YOUNG artists with a social conscience entered Tavistock’s Fairtrade art competition.

‘Choose the world you want’ was the message of Fairtrade Fortnight which ran from February to mid-March.

Every year this is a time to particularly focus on workers who grow and produce some of people’s favourite foods, from bananas to chocolate with coffee and tea being refreshments of choice.

As the climate changes, producers are facing many challenges and the art competition, organised by the Tavistock Fairtrade group, asked ‘What does Fairtrade mean to you?’ Children and young people of all ages responded by researching what Fairtrade could achieve to improve social justice for some of the world’s poorest workers. Their entries are displayed in the town’s library.

Tavistock is proud to be a Fairtrade town and Fairtrade is not limited to one fortnight – a new leaflet, produced by the traders, lists the places where Fairtrade products can be purchased including cafes and shops.
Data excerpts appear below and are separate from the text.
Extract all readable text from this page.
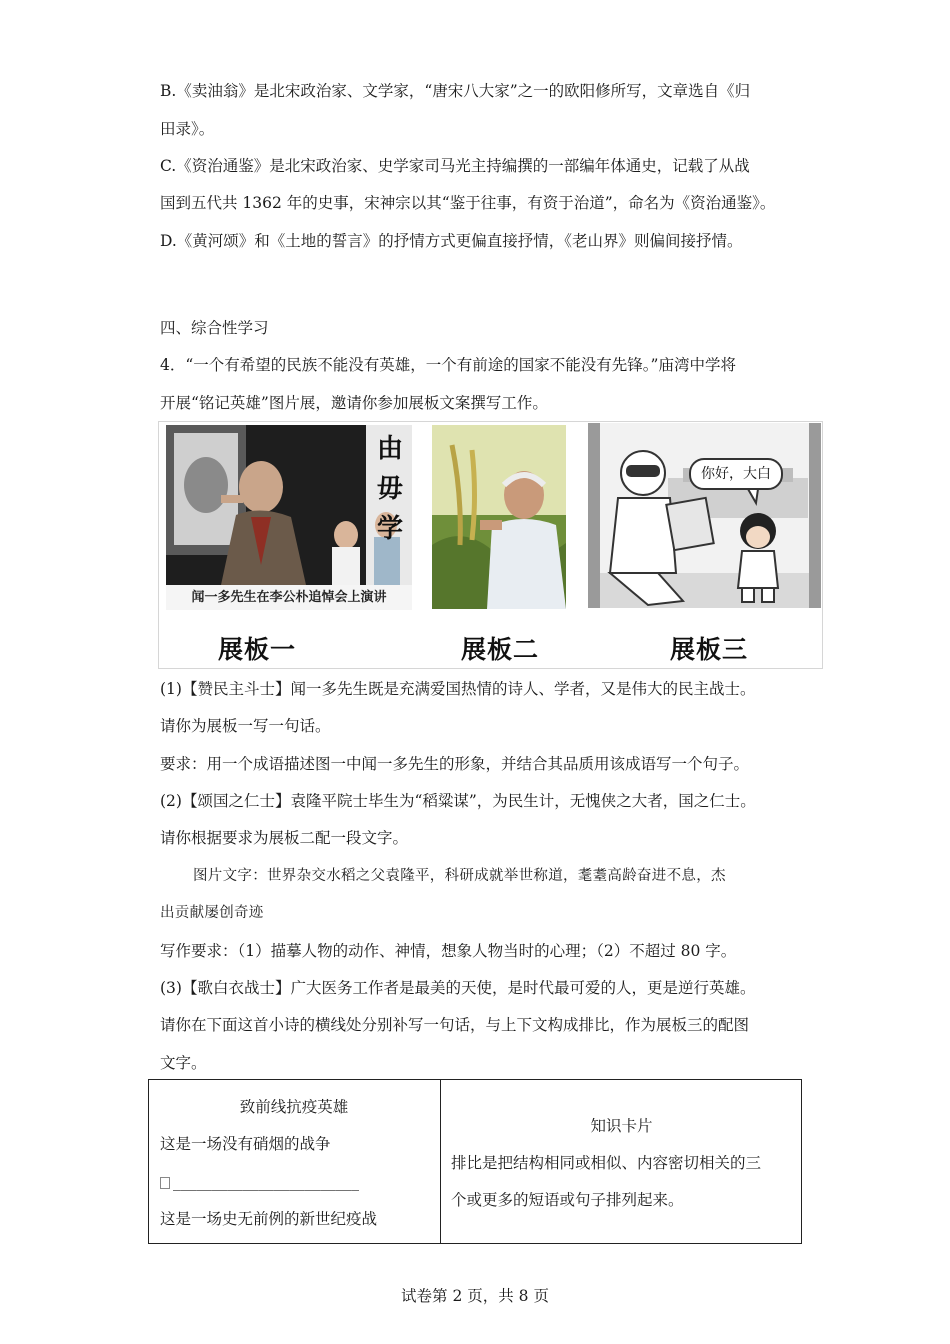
B.《卖油翁》是北宋政治家、文学家，“唐宋八大家”之一的欧阳修所写，文章选自《归
田录》。
C.《资治通鉴》是北宋政治家、史学家司马光主持编撰的一部编年体通史，记载了从战
国到五代共 1362 年的史事，宋神宗以其“鉴于往事，有资于治道”，命名为《资治通鉴》。
D.《黄河颂》和《土地的誓言》的抒情方式更偏直接抒情，《老山界》则偏间接抒情。
四、综合性学习
4．“一个有希望的民族不能没有英雄，一个有前途的国家不能没有先锋。”庙湾中学将
开展“铭记英雄”图片展，邀请你参加展板文案撰写工作。
由 毋 学
闻一多先生在李公朴追悼会上演讲
你好，大白
展板一	展板二	展板三
(1)【赞民主斗士】闻一多先生既是充满爱国热情的诗人、学者，又是伟大的民主战士。
请你为展板一写一句话。
要求：用一个成语描述图一中闻一多先生的形象，并结合其品质用该成语写一个句子。
(2)【颂国之仁士】袁隆平院士毕生为“稻粱谋”，为民生计，无愧侠之大者，国之仁士。
请你根据要求为展板二配一段文字。
图片文字：世界杂交水稻之父袁隆平，科研成就举世称道，耄耋高龄奋进不息，杰
出贡献屡创奇迹
写作要求：（1）描摹人物的动作、神情，想象人物当时的心理；（2）不超过 80 字。
(3)【歌白衣战士】广大医务工作者是最美的天使，是时代最可爱的人，更是逆行英雄。
请你在下面这首小诗的横线处分别补写一句话，与上下文构成排比，作为展板三的配图
文字。
致前线抗疫英雄
这是一场没有硝烟的战争
________________________
这是一场史无前例的新世纪疫战
知识卡片
排比是把结构相同或相似、内容密切相关的三
个或更多的短语或句子排列起来。
试卷第 2 页，共 8 页
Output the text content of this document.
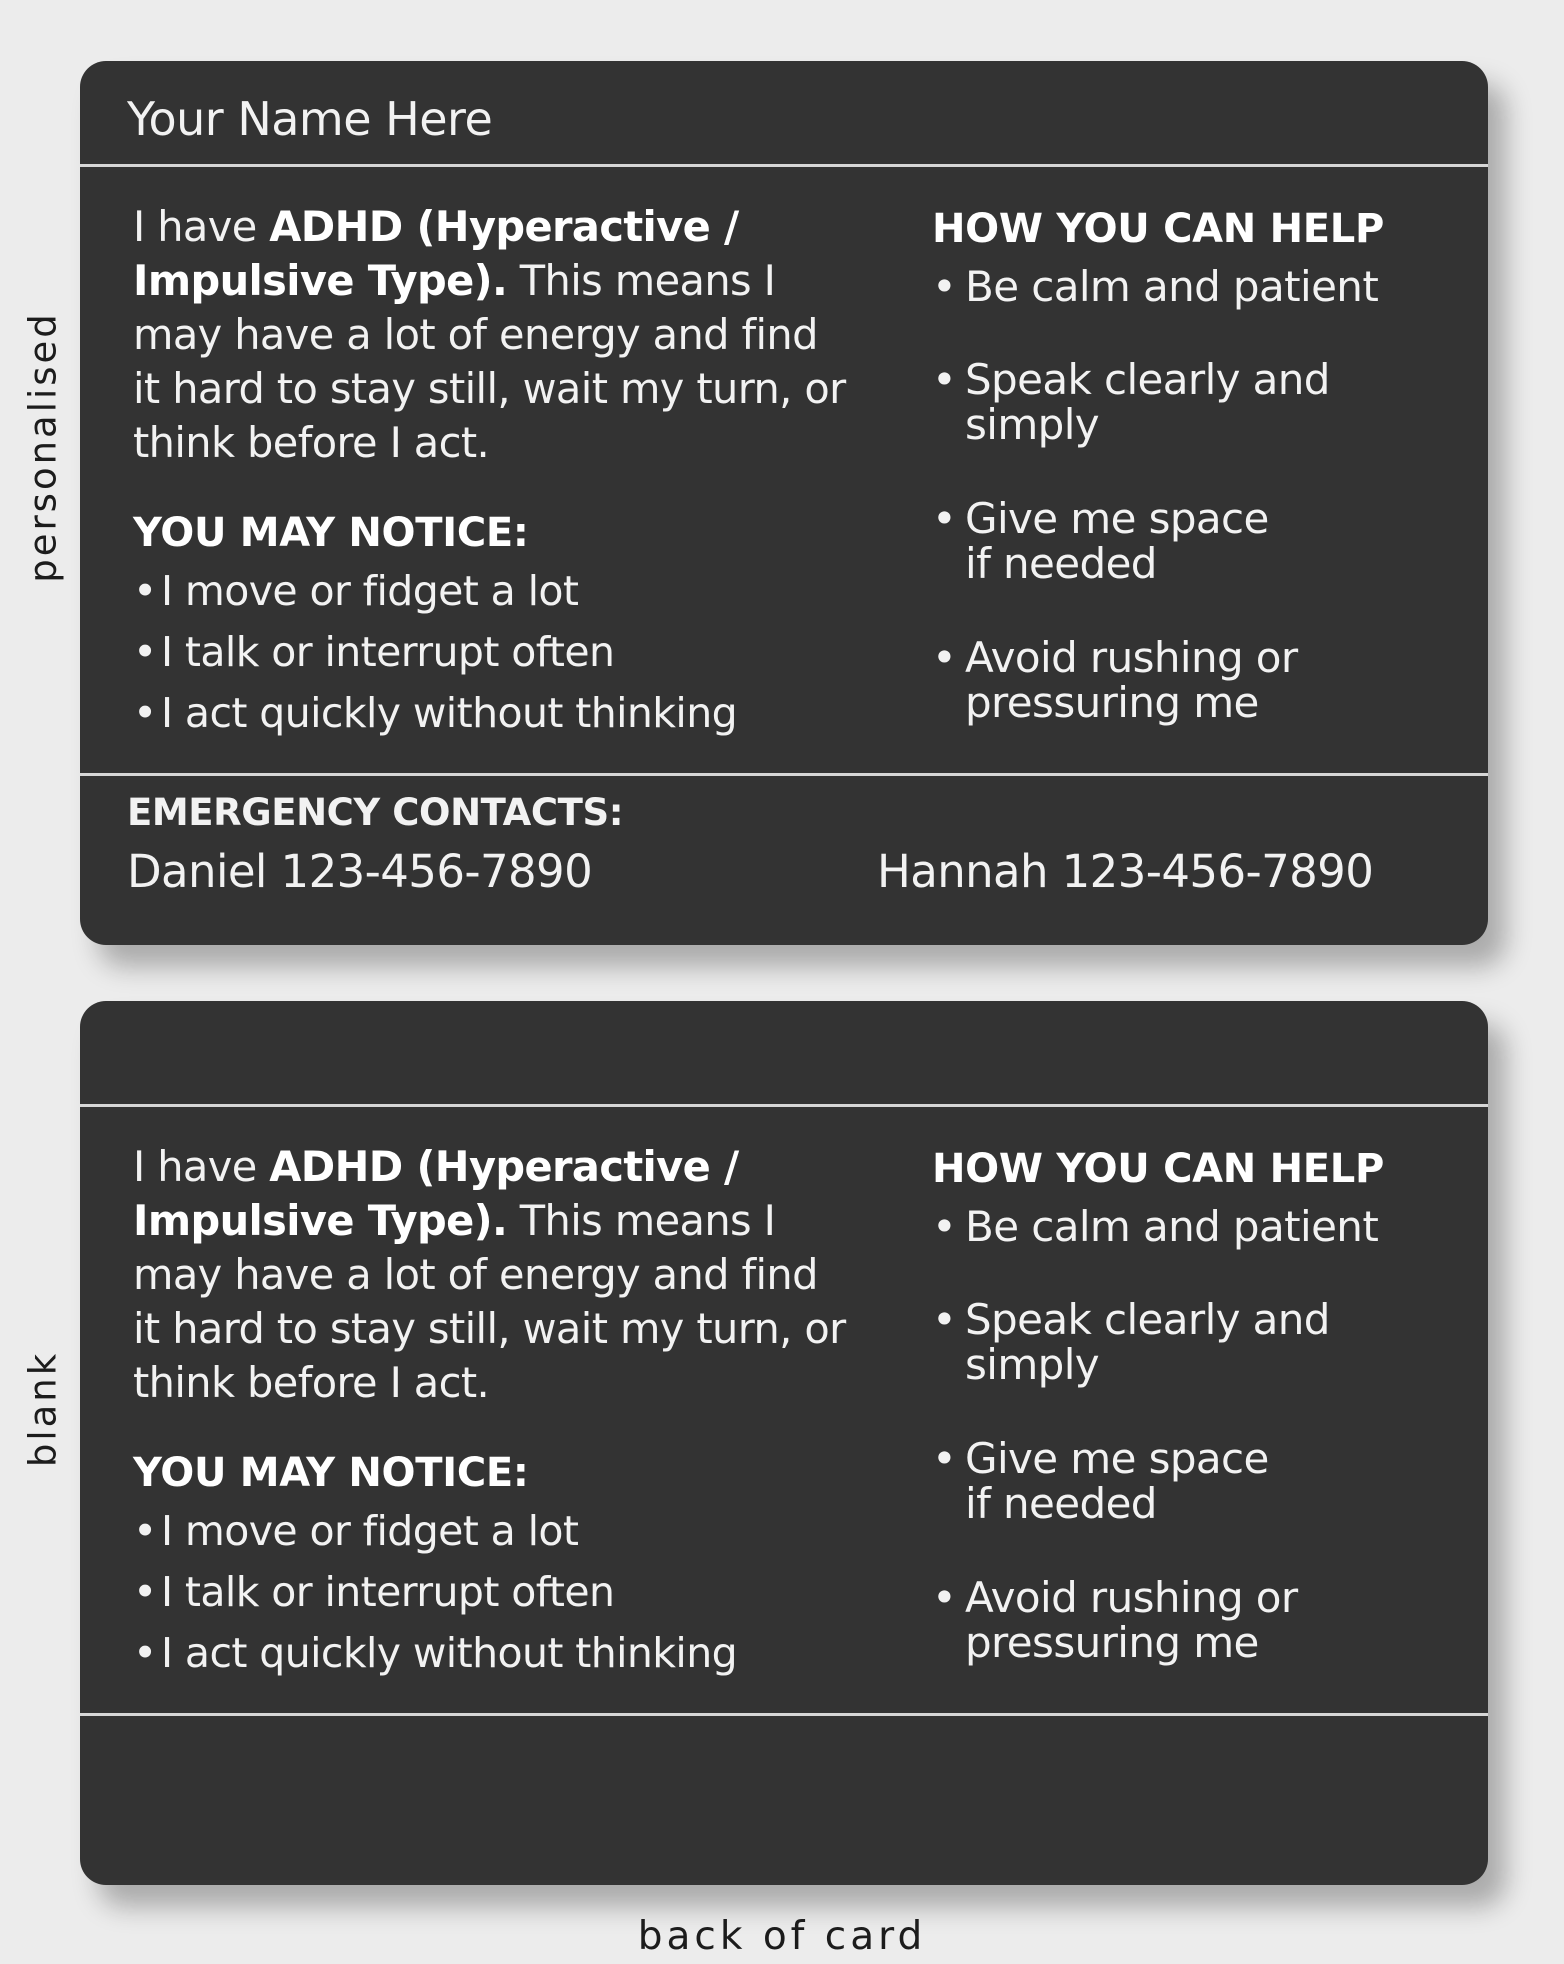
personalised
blank
Your Name Here
I have ADHD (Hyperactive / Impulsive Type). This means I may have a lot of energy and find it hard to stay still, wait my turn, or think before I act.
YOU MAY NOTICE:
• I move or fidget a lot
• I talk or interrupt often
• I act quickly without thinking
HOW YOU CAN HELP
• Be calm and patient
• Speak clearly and
simply
• Give me space
if needed
• Avoid rushing or
pressuring me
EMERGENCY CONTACTS:
Daniel 123-456-7890	Hannah 123-456-7890
I have ADHD (Hyperactive / Impulsive Type). This means I may have a lot of energy and find it hard to stay still, wait my turn, or think before I act.
YOU MAY NOTICE:
• I move or fidget a lot
• I talk or interrupt often
• I act quickly without thinking
HOW YOU CAN HELP
• Be calm and patient
• Speak clearly and
simply
• Give me space
if needed
• Avoid rushing or
pressuring me
back of card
Copies are available in the library and many other places across Tavistock.

Hannah, aged 16, won the prize for the 16-21 years age group. Her painting pictured directly above her head, is of a farmer collecting his crop of oranges, a ‘beautiful’ painting created in watercolour. Accompanying her picture Hannah wrote, ‘Fairtrade to me means that this man, like many others, doesn’t have to work tirelessly for unfair wages. Instead he works and receives the right amount of pay thanks to the application of Fair Trade ethics.’

Rob Weston, minister of Tavistock United Reformed Church, said: ‘Judges felt Hannah’s picture had captured the importance of Fairtrade, recognising the difference made in peoples’ lives across the globe and the joy of a fair reward.

‘We are grateful for the support of residents, the town council and Tavistock BID traders. We have a very supportive community, with so many people who care about creating a better world for everyone.’